Thursday, September 18, 2014
Time for reflection
I stood with a reassuringly sweet cup of coffee watching the rain earlier today. The rain was light, gentle and warm, not the Scottish rain I'm used to. So I reflected on the big day and I thought about the vote I'd cast later on. The reasons and arguments, the facts, fictions, deals and promises, all now damp in the rain and remote from me; now only looking inside.
Then I thought about that rain and where it's been, caught up in distant monochrome Scottish summers fighting occasional bursts of sunshine that lit up the summertime galas of the early 60s. The typical Scottish day out. The working classes and school kids given a day to sit in the watery sun, march in a line, play games and eat sugary cakes and drink cheap orangeade. Then we'd go home early in a crowded bus.
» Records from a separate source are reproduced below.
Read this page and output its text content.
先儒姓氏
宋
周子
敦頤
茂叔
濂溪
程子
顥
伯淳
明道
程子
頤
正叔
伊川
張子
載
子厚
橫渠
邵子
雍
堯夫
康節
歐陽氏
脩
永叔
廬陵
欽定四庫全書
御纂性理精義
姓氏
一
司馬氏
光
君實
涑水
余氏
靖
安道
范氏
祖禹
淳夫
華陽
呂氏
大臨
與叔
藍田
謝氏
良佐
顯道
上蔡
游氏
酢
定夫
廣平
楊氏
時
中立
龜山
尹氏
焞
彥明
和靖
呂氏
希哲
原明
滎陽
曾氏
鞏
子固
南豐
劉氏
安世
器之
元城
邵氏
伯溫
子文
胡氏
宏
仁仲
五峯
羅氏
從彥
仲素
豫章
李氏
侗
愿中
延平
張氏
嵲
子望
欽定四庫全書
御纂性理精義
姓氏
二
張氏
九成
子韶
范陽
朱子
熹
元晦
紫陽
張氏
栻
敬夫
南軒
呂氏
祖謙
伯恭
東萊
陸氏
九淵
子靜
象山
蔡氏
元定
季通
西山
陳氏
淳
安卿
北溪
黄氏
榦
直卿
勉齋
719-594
Every year for the parade we were allowed flags and streamers as a treat. The streamers were rubbish but the flag on a splintery stick was wonder, a golden and wild thing. A sword, a war horse, a weapon, a flying machine, a battering ram and when the time came a flag to wave towards mum or dad who might just be looking on as we passed by in our glorious and tattered army. We had two clear choices when it came to flags back then, the Union Jack or the Lion Rampant, each for a Shilling from some corner shop. Strangely there was no blue and white Saltire to buy, it's day was still to come.
Every year I picked the same flag, the Lion Rampant, I don't know why but it just seemed the natural choice, back then.